Comedian Susannah Perlman e-mailed recently, saying that if you say MUM at the door, you will get a discount when you see her show in New York, which spoofs menstruation and feminine hygiene. MUM's the word, as always. Enjoy!

. . . But not in Richmond, Virginia!

Meaning, that is, that people in Richmond have read about MUM in a little magazine called Throttle, in an article by Kara West, who also took the accompanying pictures right here in the museum (see yours truly in all his glory). Now you too can read the article on the Internet; it says the nicest things!

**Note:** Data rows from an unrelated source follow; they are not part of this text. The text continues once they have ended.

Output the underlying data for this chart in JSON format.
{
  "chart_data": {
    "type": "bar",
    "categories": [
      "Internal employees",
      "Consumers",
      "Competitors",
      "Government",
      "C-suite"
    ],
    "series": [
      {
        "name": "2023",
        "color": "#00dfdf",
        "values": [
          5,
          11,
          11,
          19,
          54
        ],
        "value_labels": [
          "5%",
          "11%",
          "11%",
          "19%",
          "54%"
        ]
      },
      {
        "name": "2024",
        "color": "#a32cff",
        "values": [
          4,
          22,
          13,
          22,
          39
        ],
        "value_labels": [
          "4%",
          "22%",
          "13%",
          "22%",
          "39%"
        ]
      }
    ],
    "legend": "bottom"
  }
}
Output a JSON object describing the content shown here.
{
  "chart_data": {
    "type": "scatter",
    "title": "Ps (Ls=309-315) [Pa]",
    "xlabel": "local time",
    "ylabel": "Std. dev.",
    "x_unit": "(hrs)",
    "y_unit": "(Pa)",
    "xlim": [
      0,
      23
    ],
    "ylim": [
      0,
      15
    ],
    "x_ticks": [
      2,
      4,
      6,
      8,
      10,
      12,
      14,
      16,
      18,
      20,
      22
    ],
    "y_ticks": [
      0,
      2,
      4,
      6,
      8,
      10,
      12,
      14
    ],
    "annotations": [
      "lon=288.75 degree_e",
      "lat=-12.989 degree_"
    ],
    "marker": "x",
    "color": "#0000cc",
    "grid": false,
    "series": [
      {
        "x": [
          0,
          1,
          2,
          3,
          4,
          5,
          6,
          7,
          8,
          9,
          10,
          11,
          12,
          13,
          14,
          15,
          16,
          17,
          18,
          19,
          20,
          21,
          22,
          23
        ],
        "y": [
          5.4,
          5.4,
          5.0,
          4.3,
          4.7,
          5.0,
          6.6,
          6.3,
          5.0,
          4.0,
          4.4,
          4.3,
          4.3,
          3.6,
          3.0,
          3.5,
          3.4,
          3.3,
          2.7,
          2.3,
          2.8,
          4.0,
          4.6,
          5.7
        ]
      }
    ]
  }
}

The only other article mentioning MUM on the Web that I know of is the Village Voice article on the tampon industry a couple of years ago, although many media have done things about this museum.

I'm Taking a Week's Break

As I've already mentioned, next week I attend the 12th conference of The Society for Menstrual Cycle Research at the University of Illinois in Chicago. I'm giving a presentation about this museum for the first time to a large group of people professionally involved in menstruation and women's health. It will be fun!

Look HERE for news of the conference in two weeks, plus photos of all the action - well, at least of people and speeches.

Toxic Shock Organism Increasingly Resistant

A Japanese hospital reports that vancomycin, an antibiotic of last resort in treating diseases resistant to other medications, has failed to cure a woman infected with staphylococcus aureus, a bacterium that lives naturally in the vagina, but which can cause toxic shock under certain circumstances. Other Japanese hospitals report this same resistance, and American hospitals will soon start to look for vancomycin-resistant organisms.

Toxic shock has killed and maimed thousands of women using tampons and pads, the most famous outbreak centering around Rely and other super absorbent tampons in the early 1980s. Toxic shock can also affect men, and figures in many infections.

Dr. Philip Tierno, Jr., probably the most prominent researcher of menstrual products and a MUM board member, says in the film Under Wraps that if he were a women, he would not use tampons, because of several dangers, but especially toxic shock.

See also the Karen Houppert's article of a few years ago in the Village Voice discussing the tampon industry (and this museum).

Treatment NOT a Big Factor in Cancer?

A researcher at the University of Chicago, long a skeptic of the efficacy of cancer treatment, said in the New England Journal of Medicine that most of the recent improvement in mortality comes from the decline in smoking and improvement in the early detection of cancer.

Philip Cole of the University of Alabama disputed John Bailar's contention, although conceding that the decline in smoking does account for a large portion of the decrease.

Girls Becoming More Violent

In our violent society, girls account for a increasing share of arrest rates, as much as 20 percent now, compared with boys.

And the American Journal of Orthopsychiatry reports that in a study of 436 poor women from Worcester, Massachusetts, almost two-thirds reported that they had suffered harsh physical violence or sexual molestation by the age of 12 from people charged with their care.

Abigail Trafford in the 27 May Health section of the Washington Post writes that girls are becoming more violent because of the violence done to them.

America champions the cowboy, crook and cop, all in the name of excitement and settling scores. Deep down, America's the problem.

Weight and Passive Smoke Affect Women

Higher blood pressure and similar metabolic problems caused by obesity caused 2.5 times the rate of ischemic stroke in moderately overweight women when compared to the leanest in a study conducted of almost 120,000 nurses, as reported in the Journal of the American Medical Association.

The same researchers at Harvard studied 32,000 nurses who has been regularly exposed to second-hand smoke, but who had never themselves smoked. The journal Circulation reported recently the group's finding: that even women who had reported only occasional second-hand smoke exposure had a 60 percent higher heart attack rate than those who had never been exposed.